I want to test if triangle $A$ is in front or behind triangle $b$ from the perspective of a viewing point $P$.
My current procedure is using the standard form of a plane ($Ax+By+Cy+D=0$) but instead of using any point on the plane, I use the triangle points of the triangle a and the viewing point. Then I compare the signs of the results. If the signs of the results of the standard form using the triangle points are the same as the result of the standard form using the viewing point, then the triangle a is on the same side as the viewing point or automatically infront. If only some of the results of the standard form with the triangle points have the same sign as the result of the standard form using the viewing point, the triangle a intersects the triangle $b$. And the last possible outcome is that all the signs of the result of the standard form using the triangle points are the same but the sign of the result of the standard form using the viewing point meaning that triangle $a$ is behind triangle $b$.

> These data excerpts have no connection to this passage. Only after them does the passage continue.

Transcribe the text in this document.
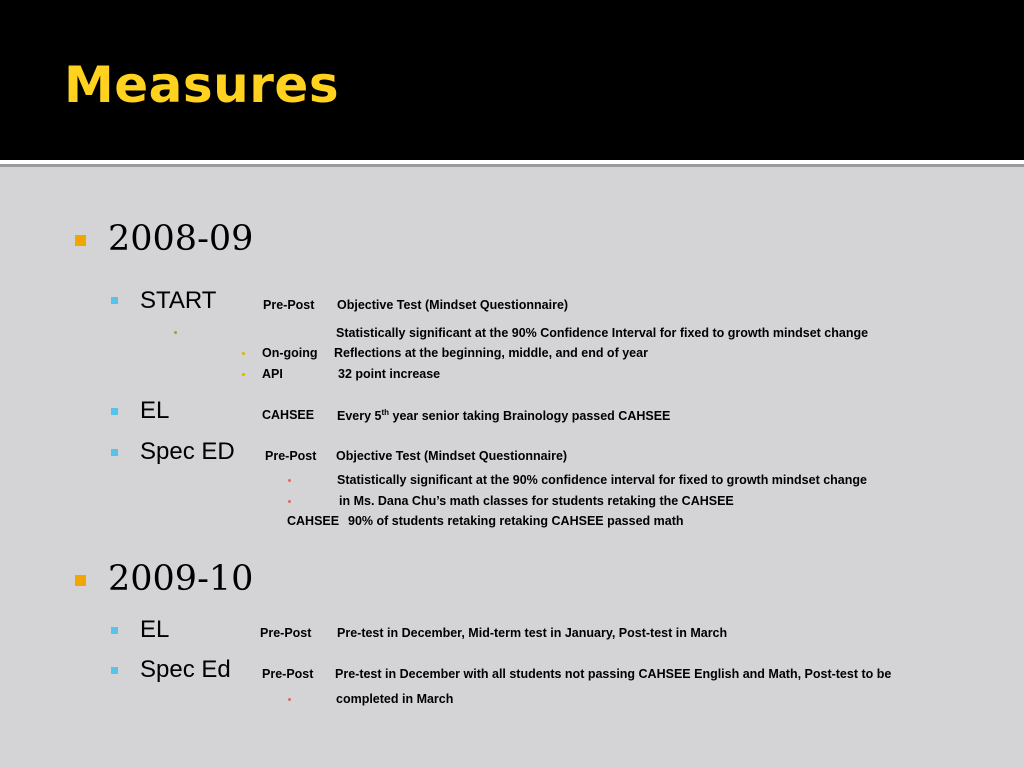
Measures
2008-09
START	Pre-Post Objective Test (Mindset Questionnaire)
Statistically significant at the 90% Confidence Interval for fixed to growth mindset change
On-going Reflections at the beginning, middle, and end of year
API	32 point increase
EL	CAHSEE Every 5th year senior taking Brainology passed CAHSEE
Spec ED Pre-Post Objective Test (Mindset Questionnaire)
Statistically significant at the 90% confidence interval for fixed to growth mindset change
in Ms. Dana Chu’s math classes for students retaking the CAHSEE
CAHSEE 90% of students retaking retaking CAHSEE passed math
2009-10
EL	Pre-Post Pre-test in December, Mid-term test in January, Post-test in March
Spec Ed	Pre-Post Pre-test in December with all students not passing CAHSEE English and Math, Post-test to be
completed in March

But for some reason that doesn't work.
Here is exactly what I did:
- Calculate the normal of the plane of triangle $b$ (using this:https://www.khronos.org/opengl/wiki/Calculating_a_Surface_Normal#Algorithm)
- Normalize
- Calculate Plane constant using a normalized normal vector and point 1 of the triangle as the origin.
- Do the standard for calculations with {$A,B,C$} = normalized normal vector {$X,Y,Z$}, {$x,y,z$} = Triangle A Point $1,2,3$/Viewing Point {$X,Y,Z$} - Triangle $B$ Point $1$ {$X,Y,Z$} and $D$ = Plane constant.
- Compare signs
I'm not sure if this extra Information helps, but I need this for creating a BSP tree.